Menace de prison pour les médecins en cas d’avortement trop précoce

Dans le cas d’Izabela, c’est cette nouvelle législation qui a incité les médecins à ne pas procéder à un avortement, selon l’avocate de la famille :

Après le durcissement de la loi anti-avortement en Pologne après le verdict du Tribunal constitutionnel, il ne restait qu'une seule prémisse qui pouvait fonctionner dans ce cas : une menace pour la santé ou la vie de la mère. Cependant, cette disposition est très difficile à appliquer en pratique pour les médecins. Ils ne savent pas s'ils décideront correctement, ou si ce danger réel existe. S'ils pratiquent un avortement trop précoce et que le procureur constate ensuite qu'il n'y avait pas de danger, ils risquent une peine de prison pouvant aller jusqu'à trois ans.

En conclusion de son message, l'avocate Jolanta Budzowska espère que le cas d’Izabela "touchera les cœurs et fera prendre conscience à tous, que les mauvaises lois en vigueur en Pologne doivent être modifiées".

La direction de l’hôpital de Pszczyna s’est défendue, assurant que les médecins avaient fait tout ce qui était en leur pouvoir pour sauver la patiente et le fœtus.

"Izabela n'est pas la première victime, et elle ne sera malheureusement pas la dernière"

Pour Antonina Lewandoska, militante au sein de la Fédération des femmes et du planning familial (Federa), la nouvelle législation est bien en cause, et elle fera d’autres victimes :

L’atmosphère politique générale, et le discours du parti au pouvoir, font que les professionnels de la santé sont terrifiés à l'idée de faire leur travail, et les médecins préfèrent ne pas pratiquer un avortement jusqu'à ce qu'ils aient la certitude absolue que la vie de la femme est menacée, ou que sa santé est menacée. La loi est actuellement influencée par les catholiques fondamentalistes ultraconservateurs, et c'est un énorme problème.

En ce qui concerne le cas d'Izabela, je crois que sous la loi précédente, il aurait été beaucoup plus facile et beaucoup plus naturel pour les médecins de ne pas avoir peur, et ils auraient pratiqué un avortement. Izabela est la première victime [de la nouvelle législation anti-avortement, NDLR] dont nous avons entendu parler, officiellement, avec un nom, avec une cause de décès, mais notre équipe est sûre qu'elle n'est pas la première victime, et qu'elle ne sera malheureusement pas la dernière.

Nous ne savons pas comment changer la loi, mais nous avons besoin de créer de l’attention à ce sujet. Nous avons une ligne d'aide pour les personnes qui ont besoin d'avorter et qui ont besoin d'une assistance légale, psychologique, médicale, et nous fournissons des conseils sur l'avortement dans chaque cas. Depuis le début de l’année, nous avons répondu à 8 142 appels et à plus de 1 000 e-mails, pour donner des conseils. C’est trois fois plus qu’avant la décision.
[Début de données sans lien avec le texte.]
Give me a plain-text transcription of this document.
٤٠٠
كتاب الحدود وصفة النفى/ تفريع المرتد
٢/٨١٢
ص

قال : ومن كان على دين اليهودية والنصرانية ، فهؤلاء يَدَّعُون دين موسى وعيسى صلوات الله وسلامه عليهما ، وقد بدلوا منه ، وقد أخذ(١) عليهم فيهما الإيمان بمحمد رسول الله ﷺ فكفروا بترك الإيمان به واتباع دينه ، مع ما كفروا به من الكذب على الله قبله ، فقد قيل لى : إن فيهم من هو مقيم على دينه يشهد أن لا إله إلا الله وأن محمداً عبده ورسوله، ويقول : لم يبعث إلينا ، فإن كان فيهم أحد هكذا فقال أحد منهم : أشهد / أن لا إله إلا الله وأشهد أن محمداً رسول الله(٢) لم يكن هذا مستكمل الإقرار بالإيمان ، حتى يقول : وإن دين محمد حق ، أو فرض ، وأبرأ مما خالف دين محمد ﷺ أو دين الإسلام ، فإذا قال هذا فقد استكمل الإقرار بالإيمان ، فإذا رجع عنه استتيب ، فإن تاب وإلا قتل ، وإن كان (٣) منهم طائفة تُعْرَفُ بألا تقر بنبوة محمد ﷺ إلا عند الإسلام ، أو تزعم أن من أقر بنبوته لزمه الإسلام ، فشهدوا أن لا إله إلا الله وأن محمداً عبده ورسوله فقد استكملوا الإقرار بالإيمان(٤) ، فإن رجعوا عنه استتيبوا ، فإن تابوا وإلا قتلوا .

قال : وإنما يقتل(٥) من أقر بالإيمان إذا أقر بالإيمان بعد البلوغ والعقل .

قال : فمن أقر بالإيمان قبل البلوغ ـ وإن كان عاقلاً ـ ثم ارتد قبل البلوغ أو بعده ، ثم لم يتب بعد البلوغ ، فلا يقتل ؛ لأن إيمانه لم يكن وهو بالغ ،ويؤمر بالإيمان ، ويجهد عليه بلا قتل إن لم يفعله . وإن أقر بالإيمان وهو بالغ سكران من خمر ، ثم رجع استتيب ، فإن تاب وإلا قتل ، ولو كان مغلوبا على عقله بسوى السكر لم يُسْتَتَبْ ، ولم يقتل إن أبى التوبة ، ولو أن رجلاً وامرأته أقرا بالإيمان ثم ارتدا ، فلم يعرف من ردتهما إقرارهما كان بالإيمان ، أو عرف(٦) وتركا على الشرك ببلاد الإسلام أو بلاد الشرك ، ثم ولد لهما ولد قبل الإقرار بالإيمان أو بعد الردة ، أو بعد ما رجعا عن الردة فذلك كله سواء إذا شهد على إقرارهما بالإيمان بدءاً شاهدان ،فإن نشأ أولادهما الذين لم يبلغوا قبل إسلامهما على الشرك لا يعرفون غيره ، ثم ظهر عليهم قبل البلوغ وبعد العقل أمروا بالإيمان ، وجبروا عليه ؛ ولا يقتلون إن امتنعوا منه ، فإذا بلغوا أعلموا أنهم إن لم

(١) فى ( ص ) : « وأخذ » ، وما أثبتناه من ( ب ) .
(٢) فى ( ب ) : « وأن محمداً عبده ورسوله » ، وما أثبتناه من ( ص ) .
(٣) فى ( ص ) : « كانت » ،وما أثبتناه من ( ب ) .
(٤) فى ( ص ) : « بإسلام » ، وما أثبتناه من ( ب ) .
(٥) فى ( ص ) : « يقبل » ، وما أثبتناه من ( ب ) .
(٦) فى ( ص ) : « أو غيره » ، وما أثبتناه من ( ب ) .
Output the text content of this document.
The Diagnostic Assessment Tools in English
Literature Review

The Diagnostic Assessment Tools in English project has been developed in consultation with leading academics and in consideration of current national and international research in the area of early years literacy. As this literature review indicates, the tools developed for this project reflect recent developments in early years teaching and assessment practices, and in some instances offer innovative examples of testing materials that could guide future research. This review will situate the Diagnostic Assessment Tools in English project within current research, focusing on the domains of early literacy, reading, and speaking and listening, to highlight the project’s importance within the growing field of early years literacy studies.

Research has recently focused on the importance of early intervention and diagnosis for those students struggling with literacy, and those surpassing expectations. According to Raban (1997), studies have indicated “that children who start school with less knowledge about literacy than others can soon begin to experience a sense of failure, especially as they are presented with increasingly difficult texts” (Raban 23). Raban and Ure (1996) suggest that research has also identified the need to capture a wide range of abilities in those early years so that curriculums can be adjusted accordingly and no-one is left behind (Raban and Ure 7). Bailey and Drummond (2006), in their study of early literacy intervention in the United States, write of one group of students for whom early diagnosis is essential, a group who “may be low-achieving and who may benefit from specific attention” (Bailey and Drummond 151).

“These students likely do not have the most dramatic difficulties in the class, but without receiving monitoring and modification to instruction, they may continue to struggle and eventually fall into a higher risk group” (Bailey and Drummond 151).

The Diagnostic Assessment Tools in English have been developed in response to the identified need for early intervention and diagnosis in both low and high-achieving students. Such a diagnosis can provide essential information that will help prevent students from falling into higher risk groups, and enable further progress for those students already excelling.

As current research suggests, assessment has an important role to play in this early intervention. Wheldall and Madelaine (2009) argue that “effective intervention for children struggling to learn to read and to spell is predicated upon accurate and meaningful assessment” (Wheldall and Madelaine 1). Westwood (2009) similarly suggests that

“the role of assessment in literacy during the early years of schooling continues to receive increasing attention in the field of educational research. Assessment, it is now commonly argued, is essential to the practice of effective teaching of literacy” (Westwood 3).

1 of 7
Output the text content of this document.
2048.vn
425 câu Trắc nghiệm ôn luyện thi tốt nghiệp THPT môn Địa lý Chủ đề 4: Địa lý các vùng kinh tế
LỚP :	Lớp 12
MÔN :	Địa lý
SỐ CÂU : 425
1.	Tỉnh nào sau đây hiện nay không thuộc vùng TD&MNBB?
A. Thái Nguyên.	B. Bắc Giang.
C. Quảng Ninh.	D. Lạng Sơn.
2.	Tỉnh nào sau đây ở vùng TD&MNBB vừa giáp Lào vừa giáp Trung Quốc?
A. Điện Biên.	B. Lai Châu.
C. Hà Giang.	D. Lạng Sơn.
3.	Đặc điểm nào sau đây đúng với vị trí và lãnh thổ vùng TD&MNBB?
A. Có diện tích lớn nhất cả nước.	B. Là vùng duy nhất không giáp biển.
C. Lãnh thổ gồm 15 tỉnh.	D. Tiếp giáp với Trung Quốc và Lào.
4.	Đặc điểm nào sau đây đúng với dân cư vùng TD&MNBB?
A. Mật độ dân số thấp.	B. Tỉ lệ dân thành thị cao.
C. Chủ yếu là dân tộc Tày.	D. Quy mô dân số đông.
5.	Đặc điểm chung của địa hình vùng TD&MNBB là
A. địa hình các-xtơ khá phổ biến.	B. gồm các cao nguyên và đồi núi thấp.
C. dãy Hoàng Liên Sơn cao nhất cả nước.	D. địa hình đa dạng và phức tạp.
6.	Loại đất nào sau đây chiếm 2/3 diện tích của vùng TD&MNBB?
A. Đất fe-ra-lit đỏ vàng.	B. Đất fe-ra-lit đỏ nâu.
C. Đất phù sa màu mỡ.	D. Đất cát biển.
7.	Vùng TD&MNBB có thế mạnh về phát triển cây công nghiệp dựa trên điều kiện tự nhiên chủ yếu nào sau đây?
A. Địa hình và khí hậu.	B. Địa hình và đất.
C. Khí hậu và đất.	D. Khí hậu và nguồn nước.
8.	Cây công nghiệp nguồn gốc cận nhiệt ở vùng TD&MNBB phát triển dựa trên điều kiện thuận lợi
En Pologne, les réseaux informels d’entraide à l’avortement se sont multipliés. L’organisation Avortement sans frontières, qui réunit six ONG polonaises et internationales, a aidé près de 34 000 femmes à avorter depuis octobre 2020, de façon médicamenteuse à l’aide de pilules, ou à l’étranger. À titre de comparaison, seulement 300 cas légaux d’avortement ont été recensés en Pologne depuis un an.

La loi anti-avortement pourrait encore se durcir. Le Parlement polonais s’apprête à se pencher sur un projet de loi d’initiative citoyenne, déposé par des organisations catholiques fondamentalistes. Il veut rendre l’avortement punissable de cinq à vingt-cinq ans de prison, pour les mères et les médecins.